Les repères du pétrole brut ont clôturé en hausse mardi 11 août 2026, dans une séance volatile dominée par les gros titres géopolitiques du Moyen-Orient et des signaux contradictoires concernant les progrès diplomatiques, selon investinglive.com. Les contrats à terme Brent ont augmenté d'environ un dollar pour se fixer près de quatre-vingt-neuf dollars le baril, tandis que le pétrole brut West Texas Intermediate a ajouté un montant similaire pour clôturer aux alentours de quatre-vingt-trois dollars, prolongeant le gain d'environ cinq pour cent de lundi qui s'est produit à mesure que les espoirs d'un accord de paix américano-iranien rapide commençaient à s'estomper. Les deux repères ont affiché leurs plus hautes clôtures depuis le 31 juillet pour une deuxième séance consécutive.
La séance a connu plusieurs inversions directionnelles. Les prix ont d'abord augmenté, Brent et WTI touchant les sommets intrajournaliers près de quatre-vingt-dix et quatre-vingt-cinq dollars respectivement, après que les rebelles Houthis du Yémen aient attaqué un navire saoudien transportant du matériel militaire près du détroit de Bab el-Mandeb. Cette hausse a été entièrement effacée par des signaux plus constructifs des médiateurs : le ministère des Affaires étrangères du Qatar a déclaré que les pourparlers entre Oman et l'Iran sur le détroit avaient atteint un stade avancé, tandis que le ministre de la Défense pakistanais a suggéré que les États-Unis et l'Iran étaient près de parvenir à une forme d'accord.
Les deux repères ont glissé aux creux de la séance près de quatre-vingt-sept et quatre-vingt-un dollars suite à cette nouvelle, avant de s'inverser à nouveau à la hausse après que le Wall Street Journal ait rapporté que les forces américaines avaient ouvert le feu sur un navire battant pavillon panaméen tentant de violer le blocus américain des ports iraniens au début mardi. Le secrétaire nouvellement nommé du Conseil national suprême de sécurité de l'Iran, Mohsen Rezaei, a ajouté une arête plus tranchante à la volatilité des marchés en déclarant que le détroit d'Ormuz restera fermé jusqu'à ce que les États-Unis changent leur comportement et acceptent les conditions de l'Iran pour mettre fin à la guerre, indépendamment de tout arrangement séparé conclu par Oman. Cette déclaration explicite supprime l'optimisme à court terme qui avait été intégré dans les marchés.
Les données de navigation ont montré que le trafic à travers le détroit a chuté à environ six navires, bien en dessous d'une moyenne récente plus proche de onze navires et une fraction des 125 à 140 navires par jour qui transitaient avant le début du conflit.

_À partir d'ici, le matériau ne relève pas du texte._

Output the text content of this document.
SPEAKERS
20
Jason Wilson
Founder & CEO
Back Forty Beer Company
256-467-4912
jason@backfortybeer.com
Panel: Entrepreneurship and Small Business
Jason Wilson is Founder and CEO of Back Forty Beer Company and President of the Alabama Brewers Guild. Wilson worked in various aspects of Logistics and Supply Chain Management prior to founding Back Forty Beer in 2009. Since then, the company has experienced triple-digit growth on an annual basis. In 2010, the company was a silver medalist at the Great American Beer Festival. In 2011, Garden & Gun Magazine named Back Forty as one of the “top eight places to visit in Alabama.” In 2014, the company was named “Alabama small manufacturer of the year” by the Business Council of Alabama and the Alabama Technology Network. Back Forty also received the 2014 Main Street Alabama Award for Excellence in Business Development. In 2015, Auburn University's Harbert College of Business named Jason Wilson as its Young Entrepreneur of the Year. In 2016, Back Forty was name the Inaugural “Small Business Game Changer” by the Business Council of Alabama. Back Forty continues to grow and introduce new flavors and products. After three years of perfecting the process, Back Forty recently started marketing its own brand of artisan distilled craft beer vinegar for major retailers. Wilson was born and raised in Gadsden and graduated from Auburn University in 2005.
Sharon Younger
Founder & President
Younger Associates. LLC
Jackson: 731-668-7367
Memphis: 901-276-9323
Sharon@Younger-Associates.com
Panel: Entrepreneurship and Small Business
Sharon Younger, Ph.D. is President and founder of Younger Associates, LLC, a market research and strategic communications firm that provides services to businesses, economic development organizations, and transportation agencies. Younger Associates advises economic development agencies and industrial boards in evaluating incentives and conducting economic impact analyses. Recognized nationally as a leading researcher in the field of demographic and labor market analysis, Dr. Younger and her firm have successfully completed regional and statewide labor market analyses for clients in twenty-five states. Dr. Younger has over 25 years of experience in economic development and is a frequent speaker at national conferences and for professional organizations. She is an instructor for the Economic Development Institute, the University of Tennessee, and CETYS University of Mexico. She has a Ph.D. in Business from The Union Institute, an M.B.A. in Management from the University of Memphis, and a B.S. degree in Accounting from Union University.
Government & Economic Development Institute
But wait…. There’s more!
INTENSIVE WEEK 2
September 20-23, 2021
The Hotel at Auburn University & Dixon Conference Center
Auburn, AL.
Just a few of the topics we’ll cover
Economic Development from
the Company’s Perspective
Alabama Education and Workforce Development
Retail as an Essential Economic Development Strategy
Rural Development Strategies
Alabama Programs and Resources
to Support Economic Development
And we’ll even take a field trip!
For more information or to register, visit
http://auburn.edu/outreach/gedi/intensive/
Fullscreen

Environ un cinquième de l'approvisionnement mondial en pétrole transite normalement par cette voie navigable. L'Administration américaine d'information sur l'énergie a noté que certains producteurs régionaux auront probablement du mal à restaurer la production aux niveaux d'avant le conflit même d'ici la fin de 2027.
Le marché physique reste beaucoup plus serré que la seule volatilité des gros titres ne l'indiquerait, les traders ne se montrant plus disposés à poursuivre les histoires d'escalade ou de désescalade jusqu'à leurs conclusions logiques. Le risque d'approvisionnement s'est élargi au-delà du Golfe Persique. En Libye, la reprise des violences à Zawiya a incité la Société nationale du pétrole à avertir qu'elle pourrait déclarer la force majeure si les attaques de drones contre les actifs énergétiques de la ville persistent.
En Europe, l'armée ukrainienne a déclaré avoir frappé une raffinerie de pétrole dans la ville russe d'Orsk, s'ajoutant à une série d'attaques contre les infrastructures énergétiques russes qui, combinées à la guerre iranienne, ont contribué à faire monter Brent d'environ quarante-quatre pour cent jusqu'à présent cette année. L'attention se porte maintenant sur les données d'inventaire, l'American Petroleum Institute signalant mardi et l'EIA mercredi. Les analystes s'attendent à un tirage modeste d'environ un demi-million de barils pour la semaine jusqu'au 7 août, ce qui marquerait seulement la deuxième baisse en trois semaines.
Au-delà des données spécifiques au pétrole, l'indice des prix à la consommation américain de mercredi se profile comme un test majeur pour le marché plus large, la trajectoire de l'inflation susceptible de façonner la marge de manœuvre supplémentaire dont dispose la Réserve fédérale dans un contexte d'équilibre déjà très serré du marché physique du pétrole brut.